The increasing market share, of these two countries in the global API market, has raised many eyebrows among the US and European API manufacturers to try and improve their market shares.

Majority of the multinational companies prefer India for manufacturing as the quality measures in products is comparatively higher than Chinese firms. On the other hand Chinese companies are preferred because they provide low cost drugs backed by economies of scale, lower tariffs and tax structure etc.

Why do you think that companies from US and Europe are coming to India?, asks Dr. S S Varaprasad, senior advisor to Bulk Drug Manufactures Association (India) Hyderabad. They want to have a share in these markets and benefit from low cost manufacturing and research. Also, losing business in a rapidly growing market does not make sense for any company. It is a simple case of huge domestic market which is hard to miss, he explains.
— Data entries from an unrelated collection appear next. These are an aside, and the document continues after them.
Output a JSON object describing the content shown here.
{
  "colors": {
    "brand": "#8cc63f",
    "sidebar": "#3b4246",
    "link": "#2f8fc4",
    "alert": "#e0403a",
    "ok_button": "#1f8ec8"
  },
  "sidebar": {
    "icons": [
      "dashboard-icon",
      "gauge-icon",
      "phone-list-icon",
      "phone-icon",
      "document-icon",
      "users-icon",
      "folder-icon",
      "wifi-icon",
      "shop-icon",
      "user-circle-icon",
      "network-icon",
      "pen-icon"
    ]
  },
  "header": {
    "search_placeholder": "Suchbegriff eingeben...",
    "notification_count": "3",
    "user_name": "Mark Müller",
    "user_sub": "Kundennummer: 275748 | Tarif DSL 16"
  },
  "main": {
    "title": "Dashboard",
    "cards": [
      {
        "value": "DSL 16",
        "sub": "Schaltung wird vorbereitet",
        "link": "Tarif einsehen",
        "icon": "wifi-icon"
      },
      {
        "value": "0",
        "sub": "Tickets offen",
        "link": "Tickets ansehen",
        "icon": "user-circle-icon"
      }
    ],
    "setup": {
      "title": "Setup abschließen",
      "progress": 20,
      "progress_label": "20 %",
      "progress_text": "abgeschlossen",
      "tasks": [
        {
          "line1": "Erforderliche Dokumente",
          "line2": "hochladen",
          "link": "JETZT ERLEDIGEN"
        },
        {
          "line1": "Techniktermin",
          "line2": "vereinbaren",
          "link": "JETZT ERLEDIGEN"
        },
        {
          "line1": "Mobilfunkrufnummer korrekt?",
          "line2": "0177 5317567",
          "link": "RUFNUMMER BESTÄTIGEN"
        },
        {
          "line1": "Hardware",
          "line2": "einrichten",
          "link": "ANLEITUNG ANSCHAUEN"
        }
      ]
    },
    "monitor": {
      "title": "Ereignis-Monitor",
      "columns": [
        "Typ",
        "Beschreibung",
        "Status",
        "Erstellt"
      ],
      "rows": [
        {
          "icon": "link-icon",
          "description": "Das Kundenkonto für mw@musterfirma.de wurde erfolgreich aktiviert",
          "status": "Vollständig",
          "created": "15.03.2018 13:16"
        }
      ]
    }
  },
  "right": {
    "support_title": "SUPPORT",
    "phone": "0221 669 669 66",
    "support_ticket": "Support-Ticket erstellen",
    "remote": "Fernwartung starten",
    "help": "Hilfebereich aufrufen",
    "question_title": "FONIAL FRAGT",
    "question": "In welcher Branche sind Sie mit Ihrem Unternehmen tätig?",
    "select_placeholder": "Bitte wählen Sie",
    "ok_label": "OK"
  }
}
On import of low-cost drugs from China to India, BDMA is of the opinion that though the issue is sensitive for Indian industry there are other areas that have to be dealt with priority basis. There are a few companies that ventured into China, of these some are big enough to manage the fluctuation but others are regretting now.

The area of concern is human resources which the industry is losing rapidly. The attrition rates is high as an employee spends three to four years in a company he/she either hopes to be in an MNC or completely to a different segment, he makes a point. The cost of retaining an employee has also gone up by many folds in last few years. The annual pay of an employee, say, was somewhere between 75,000 and 1 lakh, couple of years back. Contrary to this, now even if he gets Rs.30,000 or Rs.35,000 per month, there is no guarantee that he will continue with the same company for longer period. This definitely has effect on productivity and is also contributing to increase in cost. This is a time for the industry to work out a plan to control such major crisis. The exodus of industries to tax free zones are also causing disturbance in overall activity in India.Though, over a period of time there has been a progress in technology and drug delivery, the productivity is comparatively less as against what Chinese companies produce.

According to Varaprasad, the industry in China say for example produces some 8 tonne capacity per batch, where as Indian companies produce just around 1000 kilo grams per batch.

Again there are strict labour laws in China that add to the working capacity as well as per head productivity. There is no such atmosphere in India.

There should be concrete measures from government to address the industrial concerns, so that we do not lose out completely to our neighbours in a bid to get global recognition. These are some of the factors that are affecting Indian API industry, besides anti dumping, says Dr. Varaprasad.